A diferencia de los perros, la gran mayoría de los gatos prefiere mantenerse lejos del agua. Esto no quiere decir que no sepan nadar, de hecho, si no tienen otro remedio, se lanzarán al agua y nadarán. Esto se debe a diferentes motivos:

  • Herencia: los gatos salvajes, los antepasados de nuestras mascotas vivían en diferentes climas y zonas geográficas, sin embargo raramente elegían vivir y cazar cerca del agua.
  • Comida: en estado salvaje el gato obtiene su alimento de la caza de roedores y aves pequeños, raramente de peces de río y nunca de mar.
  • Fisiología: las razas europeas de gatos no tienen las patas palmeadas (parecidas a las de los patos), por lo que nadar no es lo que más fácil le resulte. Por otra parte, después de mojarse, el gato pasa un buen rato lamiéndose el pelaje para alisarlo. Si se mojara frecuentemente sería demasiado trabajo acicalarse.Ç
  • Psicología: el gato está ‘programado’ para hacer grandes esfuerzos de corta duración. Esto quiere decir que puede nadar algunos metros, pero en distancias más largas podría ahogarse.
  • Habilidades: el gato tiene la habilidad de cazar pequeños objetos y tirarlos sobre su hombro, como hacen los osos cuando pescan. Sin embargo esta habilidad está desarrollada de forma muy rudimentaria por lo que tampoco son grandes pescadores.

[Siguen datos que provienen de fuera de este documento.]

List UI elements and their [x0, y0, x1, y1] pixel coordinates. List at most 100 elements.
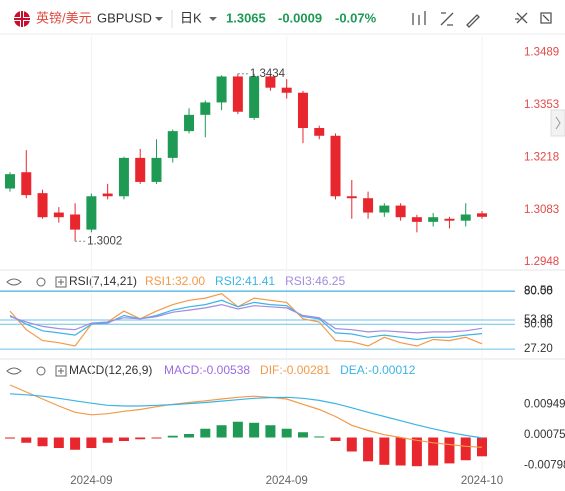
candle-body [184, 114, 195, 132]
fullscreen-button[interactable] [540, 12, 552, 24]
candle-body [216, 76, 227, 103]
macd-bar [265, 425, 276, 438]
settings-icon[interactable] [36, 277, 46, 287]
macd-bar [249, 422, 260, 438]
rsi-line [9, 293, 483, 347]
rsi-header: RSI(7,14,21) [6, 274, 137, 288]
x-tick-label: 2024-09 [266, 475, 308, 487]
macd-bar [379, 437, 390, 465]
y-tick-label: 1.3489 [524, 46, 559, 58]
macd-bar [330, 437, 341, 441]
candle-body [21, 172, 32, 196]
macd-line [9, 393, 483, 439]
macd-bar [53, 437, 64, 448]
candle-body [444, 218, 455, 221]
add-icon-cross [58, 368, 64, 374]
y-tick-label: 53.88 [524, 314, 553, 326]
candle-body [460, 214, 471, 221]
y-tick-label: 1.3083 [524, 204, 559, 216]
indicator-title: RSI(7,14,21) [69, 274, 137, 288]
candle-body [395, 205, 406, 218]
eye-icon[interactable] [6, 367, 22, 375]
compare-button[interactable] [515, 12, 528, 24]
last-price: 1.3065 [226, 10, 266, 25]
add-icon[interactable] [55, 276, 67, 288]
candle-body [477, 213, 487, 217]
y-tick-label: -0.00798 [524, 459, 565, 471]
y-tick-label: 50.00 [524, 318, 553, 330]
macd-bar [151, 437, 162, 439]
macd-bar [346, 437, 357, 452]
y-tick-label: 1.2948 [524, 256, 559, 268]
macd-bar [363, 437, 374, 462]
candle-body [232, 76, 243, 112]
annotation: 1.3002 [87, 235, 122, 247]
legend-entry: RSI1:32.00 [145, 274, 205, 288]
pair-name[interactable]: 英镑/美元 [36, 10, 92, 25]
side-controls [550, 109, 565, 137]
macd-bar [5, 437, 15, 439]
y-tick-label: 1.3353 [524, 99, 559, 111]
macd-bar [102, 437, 113, 443]
macd-bar [395, 437, 406, 466]
candle-body [53, 212, 64, 218]
legend-entry: RSI2:41.41 [215, 274, 275, 288]
symbol[interactable]: GBPUSD [97, 10, 152, 25]
macd-bar [184, 434, 195, 438]
macd-bar [428, 437, 439, 466]
macd-bar [37, 437, 48, 447]
rsi-line [9, 303, 483, 334]
candle-body [118, 157, 129, 197]
macd-bar [200, 428, 211, 438]
candle-body [330, 135, 341, 197]
y-tick-label: 0.00075 [524, 429, 565, 441]
y-tick-label: 27.20 [524, 343, 553, 355]
expand-button[interactable] [550, 109, 565, 137]
expand-icon [555, 116, 561, 130]
add-icon[interactable] [55, 365, 67, 377]
flag-icon [14, 11, 30, 27]
eye-icon[interactable] [6, 278, 22, 286]
price-change: -0.0009 [278, 10, 322, 25]
dropdown-icon[interactable] [155, 17, 163, 21]
indicator-title: MACD(12,26,9) [69, 363, 152, 377]
macd-bar [460, 437, 471, 461]
pen-button[interactable] [466, 14, 480, 28]
macd-bar [444, 437, 455, 464]
candle-body [167, 131, 178, 158]
dropdown-icon[interactable] [209, 17, 217, 21]
candle-body [265, 76, 276, 88]
legend-entry: MACD:-0.00538 [164, 363, 250, 377]
macd-bar [281, 428, 292, 438]
y-tick-label: 80.00 [524, 286, 553, 298]
macd-header: MACD(12,26,9) [6, 363, 152, 377]
price-change-pct: -0.07% [335, 10, 377, 25]
candle-body [102, 193, 113, 197]
macd-bar [167, 435, 178, 438]
candle-body [37, 193, 48, 218]
candle-body [151, 157, 162, 182]
period[interactable]: 日K [180, 10, 202, 25]
macd-bar [216, 425, 227, 438]
candle-body [363, 198, 374, 213]
legend-entry: RSI3:46.25 [285, 274, 345, 288]
macd-bar [135, 437, 146, 440]
x-tick-label: 2024-09 [70, 475, 112, 487]
y-tick-label: 0.00949 [524, 398, 565, 410]
y-tick-label: 1.3218 [524, 152, 559, 164]
annotation: 1.3434 [250, 68, 286, 80]
settings-icon[interactable] [36, 366, 46, 376]
add-icon-cross [58, 279, 64, 285]
macd-bar [86, 437, 97, 448]
candle-body [379, 205, 390, 213]
candle-body [428, 217, 439, 222]
macd-bar [232, 421, 243, 438]
candle-body [297, 92, 308, 129]
candle-body [346, 196, 357, 199]
draw-button[interactable] [440, 12, 454, 26]
macd-line [9, 384, 483, 448]
macd-bar [70, 437, 81, 450]
legend-entry: DIF:-0.00281 [260, 363, 330, 377]
indicator-button[interactable] [412, 11, 426, 25]
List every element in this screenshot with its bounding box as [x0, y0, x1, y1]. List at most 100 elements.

Existen algunas excepciones como el Gato Pescador, nativo de Asia, que vive en ríos, manglares, y arroyos y que por su hábitat está más acostumbrado a nadar. La Raza Rusa Peterbald, un gato pelado, tiene las patas palmeadas y preparadas para nadar. Finalmente, el Gato Van Turco no solo tiene las patas semipalmeadas, sino que disfruta de estar en el agua y pescar.

nadar

Cómo ayudar a tu mascota a nadar

Como ya te imaginarás, es más factible enseñarle a nadar a un perro que a un gato, aunque siempre habrá excepciones. Aquí te dejamos algunas cosas a tener en cuenta a la hora de acercar a tu mascota al agua para que la experiencia sea positiva y divertida para ambos:

  • Nunca arrojes a tu mascota al agua para que nade.
  • El acercamiento al agua debe ser paulatino. Siéntate al borde del agua con tu mascota y moja sus patas, si ves que le gusta, moja un poco su barriga y así ve avanzando de a poco y respetando sus tiempos.
  • Siempre comienza en agua poco profunda. La bañera o una pileta de plástico para niños también es buena idea.
  • Si ves que le cuesta, puedes ayudarle con un chaleco flotador. Con el chaleco salvavidas de Trixie podrás adiestrar a tu perro o jugar con él en el agua de una manera más segura.
  • Sostenlo de la cintura para darle libertad de movimiento y asegúrate de que use las 4 patas.
  • Nunca lo dejes solo.
  • Respeta sus gustos, sus posibilidades y sus tiempos. Aliméntalo y felicítalo por sus logros y no le exijas resultados inmediatos. Si ese no es el momento para nadar, deja que pase un tiempo y prueba de nuevo. Recuerda que ninguna experiencia debería ser traumática.